The message itself was simple. Elegant handwriting on cream-colored paper, like a wedding invitation from hell.
Stop asking questions. Or the next incident won’t be a warning.
Junie stood in the alley behind her shop, Glimmer coiled tightly around her neck, and read the words three times. Her hands didn’t shake. Her voice didn’t waver when she called Wyatt.
But cold dread had settled in her stomach. Fear, sharp and certain.
The “next incident” came six hours later.
She was sortingthrough salvageable inventory in the back room—Wyatt had finally cleared the crime scene, though the shop was still weeks away from reopening—when the ceiling beam gave way.
No warning. No creaking or groaning or any of the sounds a building makes before it tries to kill you. A sudden crack and two hundred pounds of enchanted timber crashed down exactly where she’d been standing three seconds earlier.
Three seconds. That’s how long Glimmer’s warning had given her. The snake had gone rigid, scales flashing emergency red, and Junie had thrown herself sideways on pure instinct.

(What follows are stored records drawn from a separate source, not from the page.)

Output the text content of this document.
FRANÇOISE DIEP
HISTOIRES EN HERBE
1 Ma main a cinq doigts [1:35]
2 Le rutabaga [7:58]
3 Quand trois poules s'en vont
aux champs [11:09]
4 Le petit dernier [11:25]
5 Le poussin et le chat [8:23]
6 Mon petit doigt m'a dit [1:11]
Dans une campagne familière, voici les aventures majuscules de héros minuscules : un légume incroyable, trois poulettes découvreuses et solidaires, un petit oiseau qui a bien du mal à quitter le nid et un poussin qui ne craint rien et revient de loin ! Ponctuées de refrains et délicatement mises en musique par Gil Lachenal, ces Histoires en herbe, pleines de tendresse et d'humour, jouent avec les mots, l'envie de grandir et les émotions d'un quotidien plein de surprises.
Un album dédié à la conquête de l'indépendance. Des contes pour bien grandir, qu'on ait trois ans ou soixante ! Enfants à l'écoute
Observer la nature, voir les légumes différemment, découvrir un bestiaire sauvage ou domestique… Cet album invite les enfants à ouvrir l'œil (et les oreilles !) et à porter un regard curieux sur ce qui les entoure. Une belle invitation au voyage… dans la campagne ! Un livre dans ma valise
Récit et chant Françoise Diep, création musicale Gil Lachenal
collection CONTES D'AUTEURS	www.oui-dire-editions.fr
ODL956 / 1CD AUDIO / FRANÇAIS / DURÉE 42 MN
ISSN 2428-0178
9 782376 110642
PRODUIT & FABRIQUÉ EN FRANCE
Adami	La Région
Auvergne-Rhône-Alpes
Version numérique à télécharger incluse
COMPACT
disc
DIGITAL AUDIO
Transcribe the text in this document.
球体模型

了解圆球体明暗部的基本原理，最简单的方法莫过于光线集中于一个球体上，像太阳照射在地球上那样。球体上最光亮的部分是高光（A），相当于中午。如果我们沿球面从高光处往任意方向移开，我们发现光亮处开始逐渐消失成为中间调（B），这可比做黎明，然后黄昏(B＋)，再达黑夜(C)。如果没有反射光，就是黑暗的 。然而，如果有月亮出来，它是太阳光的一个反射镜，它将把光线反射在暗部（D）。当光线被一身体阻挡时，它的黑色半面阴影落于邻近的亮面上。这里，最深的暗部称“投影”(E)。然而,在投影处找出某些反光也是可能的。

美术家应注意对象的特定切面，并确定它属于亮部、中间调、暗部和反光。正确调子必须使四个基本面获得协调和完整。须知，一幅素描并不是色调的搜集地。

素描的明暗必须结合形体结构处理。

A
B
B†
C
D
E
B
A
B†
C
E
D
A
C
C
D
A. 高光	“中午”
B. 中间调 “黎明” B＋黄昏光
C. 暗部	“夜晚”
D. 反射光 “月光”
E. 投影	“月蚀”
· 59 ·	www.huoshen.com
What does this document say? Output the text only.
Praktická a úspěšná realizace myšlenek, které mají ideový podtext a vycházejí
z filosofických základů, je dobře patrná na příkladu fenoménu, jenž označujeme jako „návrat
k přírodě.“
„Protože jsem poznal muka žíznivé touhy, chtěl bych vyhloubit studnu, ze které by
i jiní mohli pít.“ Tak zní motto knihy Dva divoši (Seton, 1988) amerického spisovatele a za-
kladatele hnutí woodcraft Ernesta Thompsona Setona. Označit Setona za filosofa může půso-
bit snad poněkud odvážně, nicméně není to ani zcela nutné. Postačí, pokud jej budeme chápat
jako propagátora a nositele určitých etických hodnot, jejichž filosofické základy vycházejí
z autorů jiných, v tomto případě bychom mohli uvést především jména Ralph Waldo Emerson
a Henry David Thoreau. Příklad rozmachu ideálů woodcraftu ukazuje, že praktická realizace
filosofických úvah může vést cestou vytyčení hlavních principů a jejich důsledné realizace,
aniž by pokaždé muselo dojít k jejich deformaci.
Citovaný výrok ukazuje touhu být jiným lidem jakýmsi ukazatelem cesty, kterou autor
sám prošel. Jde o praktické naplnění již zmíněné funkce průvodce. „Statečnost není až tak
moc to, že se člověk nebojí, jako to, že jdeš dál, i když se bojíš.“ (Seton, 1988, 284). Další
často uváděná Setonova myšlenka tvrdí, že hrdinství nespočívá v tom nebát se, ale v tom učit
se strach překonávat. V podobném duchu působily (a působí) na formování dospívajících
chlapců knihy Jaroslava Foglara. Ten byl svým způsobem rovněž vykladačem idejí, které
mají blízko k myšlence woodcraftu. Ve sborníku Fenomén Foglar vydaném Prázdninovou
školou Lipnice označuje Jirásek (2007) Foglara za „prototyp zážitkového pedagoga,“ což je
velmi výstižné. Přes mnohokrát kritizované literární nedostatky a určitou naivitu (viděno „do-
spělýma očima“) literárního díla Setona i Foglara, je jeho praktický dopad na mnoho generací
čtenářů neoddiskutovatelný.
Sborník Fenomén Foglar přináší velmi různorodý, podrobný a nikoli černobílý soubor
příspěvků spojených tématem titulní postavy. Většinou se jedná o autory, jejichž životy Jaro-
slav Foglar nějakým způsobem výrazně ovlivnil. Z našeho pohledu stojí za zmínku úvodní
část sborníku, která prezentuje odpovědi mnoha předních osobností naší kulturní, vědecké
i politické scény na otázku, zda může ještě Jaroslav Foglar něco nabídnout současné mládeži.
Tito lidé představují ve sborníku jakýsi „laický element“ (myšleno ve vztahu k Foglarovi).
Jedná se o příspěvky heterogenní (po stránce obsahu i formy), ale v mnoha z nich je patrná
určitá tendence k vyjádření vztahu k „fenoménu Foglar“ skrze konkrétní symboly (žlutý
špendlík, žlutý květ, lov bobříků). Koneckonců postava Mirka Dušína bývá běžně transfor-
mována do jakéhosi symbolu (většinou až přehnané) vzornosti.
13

The beam missed her by inches. Close enough that splinters embedded in her sleeve. Close enough that she could feel the displaced air as it fell.
Close enough that she understood the message.
This wasn’t structural failure. This was attempted murder.
“Absolutely not.”
Theo’s voice carried the weight of alpha authority, the kind that made most people instinctively lower their eyes and agree. Junie was not most people, but even she felt the pressure of his displeasure as he stood in the middle of her ruined shop, arms crossed, pale eyes blazing.
“You’re not staying here,” he continued. “You’re not staying in your apartment. You’re not staying anywhere that isn’t warded to the teeth and surrounded by people who can protect you.”
“I can protect myself?—”
“A ceiling beam almost crushed your skull.” Theo’s lips set in a thin line. “And before you say it was an accident, I’ve had Beck examine the supports. They were sabotaged. Whoever did this knew exactly when to trigger the collapse.”